Faniel was pleased that her hero actually looked a lot like he does on TV.

“I knew he wasn’t that tall,” she added.

It was Sheen’s second consecutive day of campaigning with Quinn. On Sunday, two attended Mass together at St. Pius V. Parish in the Pilsen neighborhood. Then they held a news conference, advocating for one of Pat Quinn’s campaign cornerstones: a non-binding referendum asking voters if the minimum wage should be increased to $10 an hour.

Quinn says he has long-supported such an increase. But the referendum is also part of his electoral strategy, highlighting the gulf between him and his wealthy Republican opponent, venture capitalist Bruce Rauner.

Quinn “reminds us that one heart with courage is a majority,” Sheen said Sunday, repeating one of his often-evoked speech lines.

Then Sheen, who portrayed the president on the NBC series “The West Wing,” launched into a jeremiad reminiscent of a script from that show.

“We search for something in our lives worth fighting for,” Sheen said, drawing a parallel with Quinn’s advocacy of a minimum wage increase. “Because when we find it, we will have found a way to unite the will-of-the-spirit with the work of the flesh. And the world will discover fire for the second time.”

Sheen later said he and Quinn have been friends for several years. He also called Quinn “one of my heroes,” citing Quinn’s signing of a law that abolished the death penalty in Illinois. That law came after a lengthy moratorium on the practice, put in place by former Republican Gov.
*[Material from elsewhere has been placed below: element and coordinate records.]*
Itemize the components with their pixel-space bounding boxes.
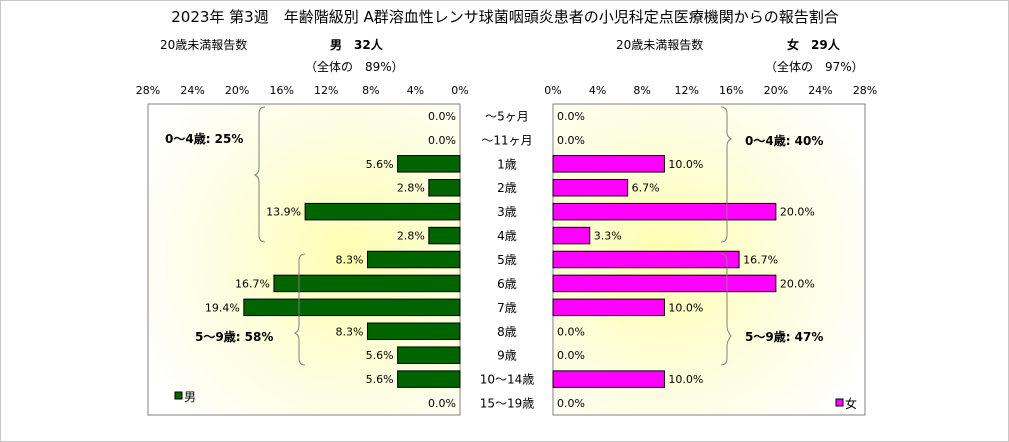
category-label: 8歳 [497, 325, 517, 339]
male-bar-value-label: 5.6% [366, 158, 394, 171]
female-bar-value-label: 0.0% [557, 134, 585, 147]
male-legend-label: 男 [184, 390, 196, 404]
female-bar-value-label: 0.0% [557, 349, 585, 362]
female-x-tick-4: 4% [589, 84, 606, 97]
male-bar [243, 298, 461, 317]
chart-title: 2023年 第3週 年齢階級別 A群溶血性レンサ球菌咽頭炎患者の小児科定点医療機… [171, 8, 839, 26]
male-series: 0.0%0.0%5.6%2.8%13.9%2.8%8.3%16.7%19.4%8… [205, 110, 461, 410]
female-x-tick-16: 16% [719, 84, 743, 97]
female-x-axis: 0% 4% 8% 12% 16% 20% 24% 28% [544, 84, 877, 97]
male-bar [397, 155, 461, 173]
female-bar [552, 370, 665, 388]
female-x-tick-20: 20% [764, 84, 788, 97]
female-legend-swatch [835, 398, 844, 407]
male-bar [367, 250, 461, 269]
category-label: 4歳 [497, 229, 517, 243]
female-x-tick-12: 12% [674, 84, 698, 97]
male-bar [397, 370, 461, 388]
male-x-tick-24: 24% [180, 84, 204, 97]
female-bar-value-label: 3.3% [594, 230, 622, 243]
male-bar-value-label: 13.9% [266, 206, 301, 219]
male-bar [367, 322, 461, 341]
category-label: 5歳 [497, 253, 517, 267]
male-x-tick-0: 0% [451, 84, 468, 97]
male-bar-value-label: 19.4% [205, 301, 240, 314]
female-bracket-5-9 [720, 253, 732, 366]
female-bar [552, 274, 777, 293]
female-bracket-0-4-label: 0～4歳: 40% [745, 133, 823, 148]
male-bar [273, 274, 461, 293]
male-x-tick-16: 16% [269, 84, 293, 97]
female-bar [552, 250, 740, 269]
female-bracket-5-9-label: 5～9歳: 47% [745, 329, 823, 344]
male-bar-value-label: 5.6% [366, 373, 394, 386]
female-bar-value-label: 20.0% [780, 277, 815, 290]
female-bar [552, 226, 591, 245]
male-bar-value-label: 2.8% [397, 182, 425, 195]
male-x-tick-28: 28% [136, 84, 160, 97]
male-total-note: （全体の 89%） [305, 59, 404, 74]
category-label: 6歳 [497, 277, 517, 291]
female-bar-value-label: 10.0% [668, 301, 703, 314]
male-bar-value-label: 16.7% [235, 277, 270, 290]
female-bar-value-label: 20.0% [780, 206, 815, 219]
category-label: 1歳 [497, 157, 517, 171]
male-bar-value-label: 5.6% [366, 349, 394, 362]
male-count-label: 男 32人 [330, 37, 384, 52]
female-bar-value-label: 0.0% [557, 110, 585, 123]
male-bar [428, 226, 461, 245]
female-bar-value-label: 10.0% [668, 158, 703, 171]
male-bar-value-label: 0.0% [428, 397, 456, 410]
category-label: 3歳 [497, 205, 517, 219]
category-label: 15～19歳 [480, 397, 535, 411]
male-bracket-0-4-label: 0～4歳: 25% [165, 131, 243, 146]
category-label: 9歳 [497, 349, 517, 363]
female-legend-label: 女 [845, 396, 857, 411]
category-label: 2歳 [497, 181, 517, 195]
female-x-tick-24: 24% [808, 84, 832, 97]
female-bar [552, 155, 665, 173]
female-bar-value-label: 16.7% [743, 254, 778, 267]
female-caption: 20歳未満報告数 [616, 37, 703, 52]
female-bar [552, 178, 629, 197]
female-bar [552, 202, 777, 221]
male-bar-value-label: 0.0% [428, 110, 456, 123]
female-bar [552, 298, 665, 317]
male-bracket-5-9-label: 5～9歳: 58% [195, 329, 273, 344]
male-x-tick-8: 8% [362, 84, 379, 97]
male-bar [397, 346, 461, 364]
male-bar-value-label: 0.0% [428, 134, 456, 147]
female-bar-value-label: 10.0% [668, 373, 703, 386]
male-caption: 20歳未満報告数 [160, 37, 247, 52]
male-bracket-5-9 [293, 253, 306, 366]
male-bar [304, 202, 461, 221]
male-bar-value-label: 2.8% [397, 230, 425, 243]
category-label: 10～14歳 [480, 373, 535, 387]
category-label: ～11ヶ月 [481, 133, 532, 147]
female-x-tick-8: 8% [633, 84, 650, 97]
female-x-tick-28: 28% [853, 84, 877, 97]
female-bar-value-label: 6.7% [632, 182, 660, 195]
male-bracket-0-4 [253, 106, 266, 243]
male-legend-swatch [174, 391, 183, 400]
category-label: 7歳 [497, 301, 517, 315]
female-bar-value-label: 0.0% [557, 325, 585, 338]
male-x-tick-20: 20% [225, 84, 249, 97]
category-label: ～5ヶ月 [485, 109, 529, 123]
male-bar-value-label: 8.3% [336, 254, 364, 267]
age-category-axis: ～5ヶ月 ～11ヶ月 1歳 2歳 3歳 4歳 5歳 6歳 7歳 8歳 9歳 10～14歳 15～19歳 [480, 109, 535, 410]
male-x-axis: 0% 4% 8% 12% 16% 20% 24% 28% [136, 84, 469, 97]
male-x-tick-4: 4% [407, 84, 424, 97]
male-x-tick-12: 12% [314, 84, 338, 97]
male-bar [428, 178, 461, 197]
female-bar-value-label: 0.0% [557, 397, 585, 410]
female-total-note: （全体の 97%） [765, 59, 864, 74]
female-x-tick-0: 0% [544, 84, 561, 97]
female-series: 0.0%0.0%10.0%6.7%20.0%3.3%16.7%20.0%10.0… [552, 110, 815, 410]
female-bracket-0-4 [720, 106, 733, 243]
male-bar-value-label: 8.3% [336, 325, 364, 338]
female-count-label: 女 29人 [787, 37, 841, 52]
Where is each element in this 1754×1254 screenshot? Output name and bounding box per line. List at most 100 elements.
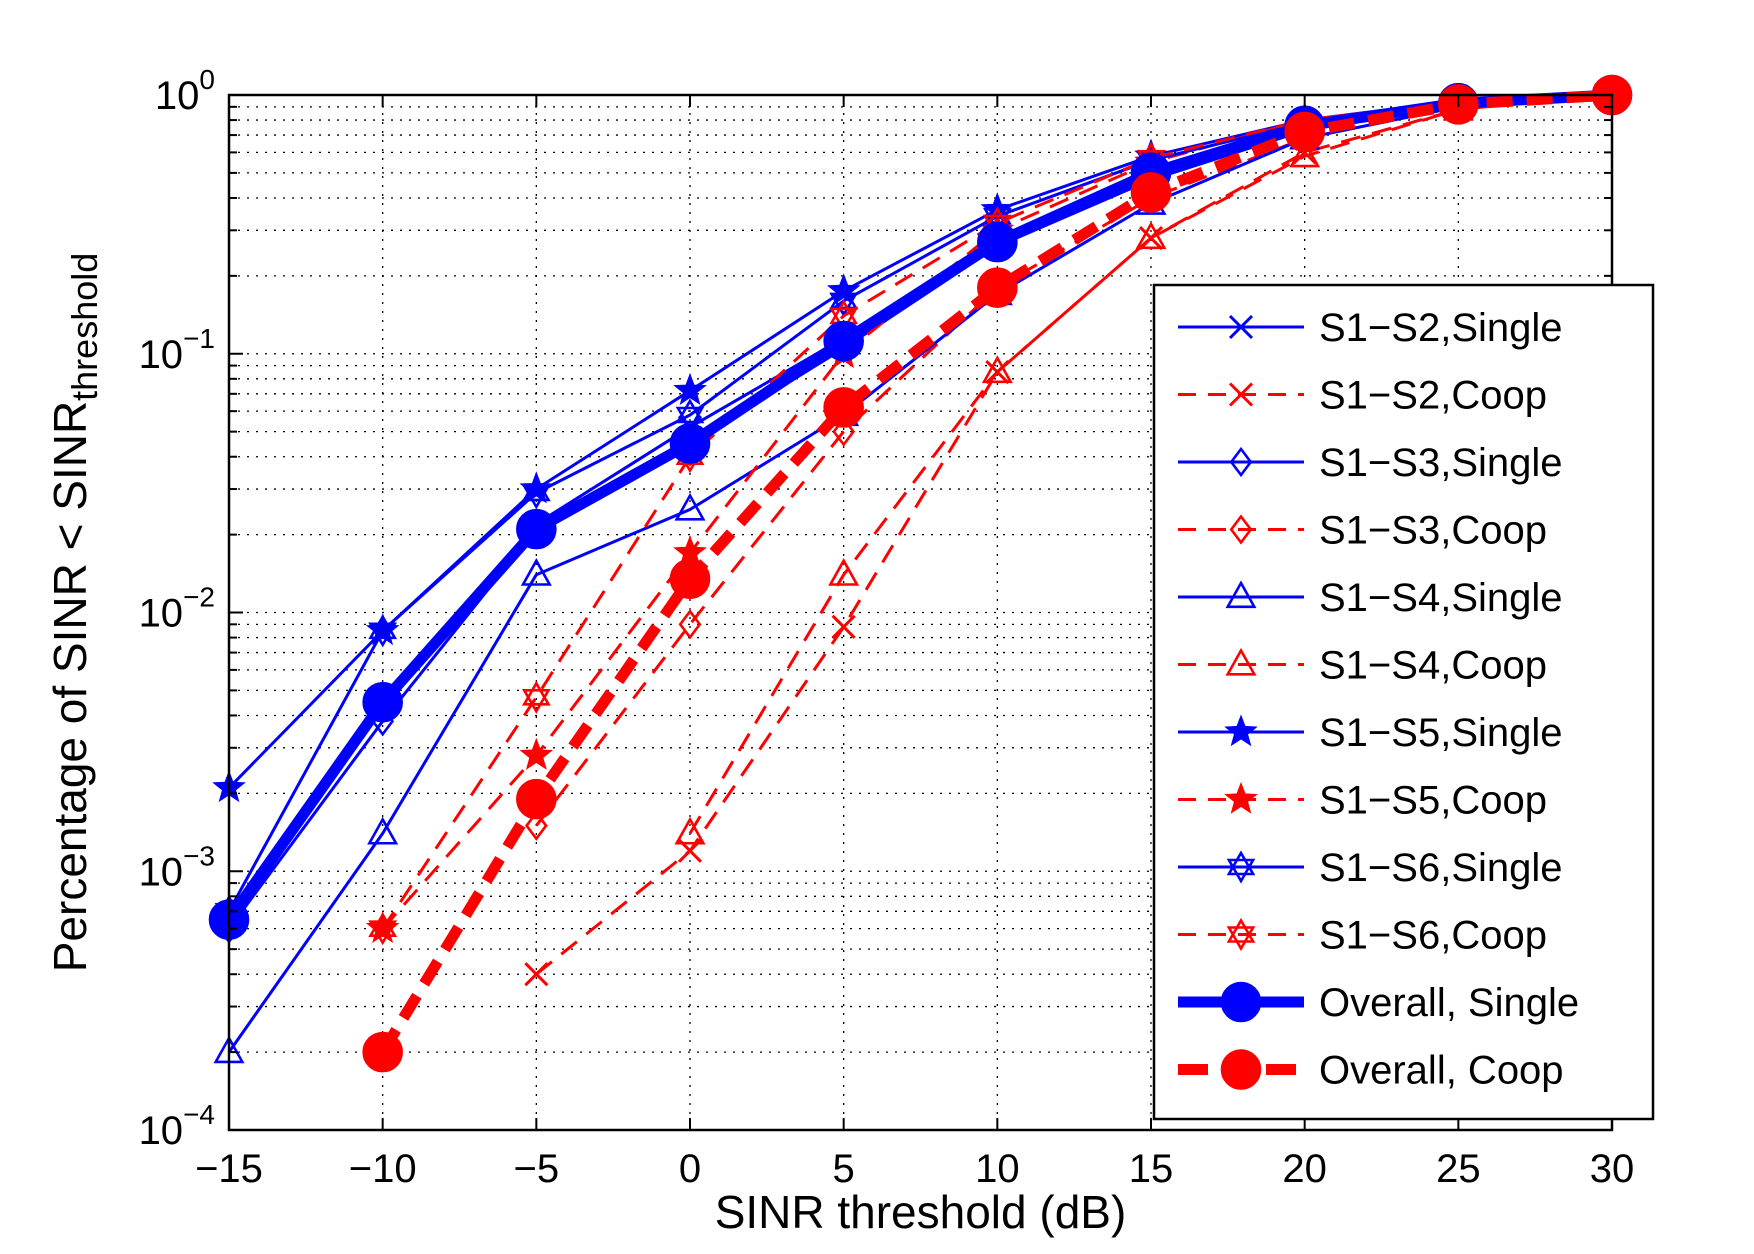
data-point [981, 355, 1013, 384]
y-tick-label: 10−1 [139, 323, 215, 377]
legend-label: Overall, Coop [1319, 1049, 1564, 1093]
legend-label: S1−S4,Coop [1319, 644, 1547, 688]
y-tick-exponent: −4 [183, 1099, 215, 1130]
y-tick-exponent: −3 [183, 840, 215, 871]
legend-marker-part [1226, 858, 1256, 884]
data-point-part [521, 688, 551, 714]
data-point [675, 398, 705, 432]
data-point [367, 816, 399, 845]
legend-label: Overall, Single [1319, 981, 1579, 1025]
data-point-part [368, 920, 398, 946]
legend-marker [1220, 981, 1262, 1023]
legend-label: S1−S5,Coop [1319, 779, 1547, 823]
data-point [524, 810, 548, 841]
y-axis-label: Percentage of SINR < SINRthreshold [44, 253, 105, 973]
data-point [1130, 172, 1172, 213]
legend-label: S1−S2,Single [1319, 306, 1563, 350]
legend-marker [1228, 314, 1254, 340]
data-point [519, 737, 554, 770]
data-point [674, 816, 706, 845]
x-tick-label: 5 [833, 1147, 855, 1191]
legend-item: S1−S5,Single [1178, 711, 1563, 755]
legend-marker [1225, 580, 1257, 609]
legend-marker-part [1226, 850, 1256, 876]
x-tick-label: 20 [1282, 1147, 1327, 1191]
legend-item: S1−S2,Single [1178, 306, 1563, 350]
y-tick-base: 10 [139, 333, 184, 377]
legend-box [1152, 283, 1655, 1121]
data-point [1289, 139, 1321, 168]
y-axis-label-main: Percentage of SINR < SINR [44, 401, 96, 972]
legend-item: S1−S3,Coop [1178, 509, 1547, 553]
data-point [977, 221, 1018, 263]
x-tick-label: −10 [349, 1147, 417, 1191]
legend-label: S1−S4,Single [1319, 576, 1563, 620]
data-point [823, 320, 864, 362]
legend-item: S1−S4,Coop [1178, 644, 1547, 688]
legend-marker-part [1226, 917, 1256, 943]
data-point [362, 681, 403, 723]
data-point [516, 508, 557, 550]
y-tick-base: 10 [155, 74, 200, 118]
legend-item: S1−S4,Single [1178, 576, 1563, 620]
y-tick-exponent: 0 [199, 64, 215, 95]
legend-marker [1224, 714, 1258, 747]
series-layer [208, 74, 1633, 1073]
data-point-part [675, 406, 705, 432]
legend-label: S1−S6,Single [1319, 846, 1563, 890]
legend-item: S1−S6,Coop [1178, 914, 1547, 958]
series-line [535, 93, 1613, 827]
data-point [516, 778, 557, 820]
y-tick-base: 10 [139, 1109, 184, 1153]
x-tick-label: −15 [195, 1147, 263, 1191]
data-point [977, 267, 1018, 308]
data-point-part [829, 307, 859, 333]
y-tick-exponent: −1 [183, 323, 215, 354]
data-point [826, 273, 861, 306]
series-12 [362, 74, 1633, 1073]
data-point [832, 416, 856, 447]
data-point [520, 558, 552, 586]
y-tick-exponent: −2 [183, 582, 215, 613]
legend-label: S1−S6,Coop [1319, 914, 1547, 958]
legend-marker [1226, 850, 1256, 884]
data-point-part [675, 398, 705, 424]
legend-item: Overall, Single [1178, 981, 1579, 1025]
data-point [1284, 111, 1325, 153]
x-tick-label: 0 [679, 1147, 701, 1191]
data-point [524, 962, 549, 987]
legend-label: S1−S2,Coop [1319, 374, 1547, 418]
data-point-part [521, 680, 551, 706]
y-tick-label: 100 [155, 64, 215, 118]
legend-marker-part [1226, 926, 1256, 952]
legend-marker [1224, 781, 1258, 814]
data-point [521, 476, 551, 510]
data-point-part [368, 912, 398, 938]
legend-label: S1−S5,Single [1319, 711, 1563, 755]
series-line [377, 89, 1613, 1055]
legend-item: Overall, Coop [1178, 1049, 1564, 1093]
legend-item: S1−S3,Single [1178, 441, 1563, 485]
legend-label: S1−S3,Coop [1319, 509, 1547, 553]
legend-marker [1220, 1049, 1262, 1090]
data-point [1135, 221, 1167, 250]
legend-label: S1−S3,Single [1319, 441, 1563, 485]
data-point [823, 387, 864, 428]
data-point [669, 423, 711, 464]
data-point [828, 558, 860, 586]
legend-item: S1−S2,Coop [1178, 374, 1547, 418]
y-axis-label-subscript: threshold [64, 253, 105, 401]
data-point [521, 680, 551, 714]
data-point [362, 1031, 403, 1073]
y-tick-label: 10−4 [139, 1099, 215, 1153]
data-point [678, 609, 702, 640]
y-tick-label: 10−3 [139, 840, 215, 894]
legend-item: S1−S6,Single [1178, 846, 1563, 890]
legend-marker [1229, 446, 1253, 478]
data-point [674, 492, 706, 521]
y-tick-base: 10 [139, 592, 184, 636]
data-point [673, 373, 707, 406]
data-point-part [829, 292, 859, 318]
legend: S1−S2,Single S1−S2,Coop S1−S3,Single S1−S3,… [1152, 283, 1655, 1121]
George Ryan.

Since Quinn signed the law, the two have bonded over “the fight for social justice,” said Sheen, who added that Quinn is “in a tough fight, but he’s going to win.”

On Sunday, Mike Schrimpf, a spokesman for Rauner, ridiculed Quinn’s minimum wage referendum.

“Here’s the bottom line: Bruce has a plan to raise the minimum wage and Pat Quinn doesn’t,” Schrimpf said, alluding to the fact that the referendum is an advisory measure that is non-binding even if passed.

Schrimpf said Rauner has a plan to raise the minimum wage. But the details are vague, calling for workers’ compensation and tort reforms, without delving into specifics. Rauner’s plan also does not stipulate how high he would raise the minimum wage. Earlier in his campaign, Rauner waffled on the issue, saying he favored lowering the wage.